Reputation: 951
I am writing a code for a baseline tagger. Based on the Brown corpus it assigns the most common tag to the word. So if the word "works" is tagged as verb 23 times and as a plural noun 30 times then based on that in the user input sentence it would tagged as plural noun. If the word was not found in the corpus, then it is tagged as a noun by default. The code I have so far returns every tag for the word not just the most frequent one. How can I achieve it only returning the frequent tag per word?
import nltk
from nltk.corpus import brown
def findtags(userinput, tagged_text):
uinput = userinput.split()
fdist = nltk.FreqDist(tagged_text)
result = []
for item in fdist.items():
for u in uinput:
if u==item[0][0]:
t = (u,item[0][1])
result.append(t)
continue
t = (u, "NN")
result.append(t)
return result
def main():
tags = findtags("the quick brown fox", brown.tagged_words())
print tags
if __name__ == '__main__':
main()
Upvotes: 3
Views: 2204
Reputation: 122280
If it's English, there is a default POS tagger in NLTK which a lot of people have been complaining about but it's a nice quick-fix (more like a band-aid than paracetamol), see POS tagging - NLTK thinks noun is adjective:
>>> from nltk.tag import pos_tag
>>> from nltk.tokenize import word_tokenize
>>> sent = "the quick brown fox"
>>> pos_tag(word_tokenize(sent))
[('the', 'DT'), ('quick', 'NN'), ('brown', 'NN'), ('fox', 'NN')]
If you want to train a baseline tagger from scratch, I recommend you follow an example like this but change the corpus to English one: https://github.com/alvations/spaghetti-tagger
By building a UnigramTagger like in spaghetti-tagger
, you should automatically achieve the most common tag for every word.

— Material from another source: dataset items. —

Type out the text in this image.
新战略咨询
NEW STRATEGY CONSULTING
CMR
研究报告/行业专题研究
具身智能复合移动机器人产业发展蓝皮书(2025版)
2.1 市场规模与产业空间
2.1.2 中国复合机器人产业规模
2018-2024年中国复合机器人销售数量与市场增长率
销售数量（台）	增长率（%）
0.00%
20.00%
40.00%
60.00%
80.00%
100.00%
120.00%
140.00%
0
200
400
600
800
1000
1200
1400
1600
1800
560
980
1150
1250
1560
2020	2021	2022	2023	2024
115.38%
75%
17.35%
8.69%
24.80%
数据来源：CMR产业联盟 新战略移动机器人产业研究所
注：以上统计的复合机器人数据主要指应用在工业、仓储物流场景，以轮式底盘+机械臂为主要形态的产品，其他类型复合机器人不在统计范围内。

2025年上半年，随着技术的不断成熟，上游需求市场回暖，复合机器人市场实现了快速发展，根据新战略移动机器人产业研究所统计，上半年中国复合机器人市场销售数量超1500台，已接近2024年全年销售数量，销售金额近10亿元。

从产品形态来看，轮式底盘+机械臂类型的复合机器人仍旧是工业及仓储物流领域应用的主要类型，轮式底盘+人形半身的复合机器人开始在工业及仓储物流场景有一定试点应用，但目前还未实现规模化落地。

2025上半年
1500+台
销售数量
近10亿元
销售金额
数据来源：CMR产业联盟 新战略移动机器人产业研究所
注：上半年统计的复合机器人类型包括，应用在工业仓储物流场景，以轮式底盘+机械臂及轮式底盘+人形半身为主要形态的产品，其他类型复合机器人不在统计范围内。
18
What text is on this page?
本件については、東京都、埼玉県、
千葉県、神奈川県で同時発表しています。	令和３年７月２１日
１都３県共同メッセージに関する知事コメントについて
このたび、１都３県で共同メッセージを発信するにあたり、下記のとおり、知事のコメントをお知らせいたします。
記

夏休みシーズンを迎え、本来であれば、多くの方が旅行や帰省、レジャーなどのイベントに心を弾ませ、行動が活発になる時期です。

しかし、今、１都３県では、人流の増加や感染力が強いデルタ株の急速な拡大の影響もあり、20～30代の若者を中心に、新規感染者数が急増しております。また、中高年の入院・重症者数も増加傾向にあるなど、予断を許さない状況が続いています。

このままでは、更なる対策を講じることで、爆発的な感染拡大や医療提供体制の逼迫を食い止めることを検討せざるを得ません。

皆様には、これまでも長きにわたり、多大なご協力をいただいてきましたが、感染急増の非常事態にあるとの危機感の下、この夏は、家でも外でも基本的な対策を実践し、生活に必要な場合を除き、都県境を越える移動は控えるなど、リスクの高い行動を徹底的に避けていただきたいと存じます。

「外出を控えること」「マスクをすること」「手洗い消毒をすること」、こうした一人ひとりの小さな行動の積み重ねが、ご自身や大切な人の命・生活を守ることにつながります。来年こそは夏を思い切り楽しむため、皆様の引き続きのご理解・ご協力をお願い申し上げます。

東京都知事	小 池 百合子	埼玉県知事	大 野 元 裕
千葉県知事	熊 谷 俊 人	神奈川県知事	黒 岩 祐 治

However, if you want to do it the non machine-learning way, first to count word:POS, What you'll need is some sort of type token ratio. also see Part-of-speech tag without context using nltk:
from nltk.tag import pos_tag
from nltk.tokenize import word_tokenize
from collections import Counter, defaultdict
from itertools import chain
def type_token_ratio(documentstream):
ttr = defaultdict(list)
for token, pos in list(chain(*documentstream)):
ttr[token].append(pos)
return ttr
def most_freq_tag(ttr, word):
return Counter(ttr[word]).most_common()[0][0]
sent1 = "the quick brown fox quick me with a quick ."
sent2 = "the brown quick fox fox me with a brown ."
documents = [sent1, sent2]
# Calculates the TTR.
documents_ttr = type_token_ratio([pos_tag(word_tokenize(i)) for i in documents])
# Best tag for the word.
print Counter(documents_ttr['quick']).most_common()[0]
# Best tags for a sentence
print [most_freq_tag(documents_ttr, i) for i in sent1.split()]
NOTE: A document stream can be defined as a list of sentences where each sentence contains a list of tokens with/out tags.
Upvotes: 3
Reputation: 4318
You can simply use Counter to find most repeated item in a list:
Python
from collections import Counter
default_tag = Counter(tags).most_common(1)[0][0]
If your question is "how does a unigram-tagger work?" you might be interested to read more NLTK source codes: http://nltk.org/_modules/nltk/tag/sequential.html#UnigramTagger
Anyways, I suggest you to read NLTK book chapter 5 specially: http://nltk.org/book/ch05.html#the-lookup-tagger
Just like the sample in the book you can have a conditional frequency distribution, which returns the best tag for each given word.
cfd = nltk.ConditionalFreqDist(nltk.corpus.brown.tagged_words())
In this case cfd["fox"].max()
will return the most likely tag for "fox" according to brown corpus. Then you can make a dictionary of most likely tags for each word of your sentence:
likely_tags = dict((word, cfd[word].max()) for word in "the quick brown fox".split())
Notice that, for new words in your sentence this will return errors. But if you understand the idea you can make your own tagger.
Upvotes: 0
Reputation: 10139
Create a dictionary called word_tags
whose key is a word (unannotated) and value is a list of tags in descending frequency (based on your fdist
.)
Then:
for u in uinput:
result.append(word_tags[u][0])
Upvotes: 0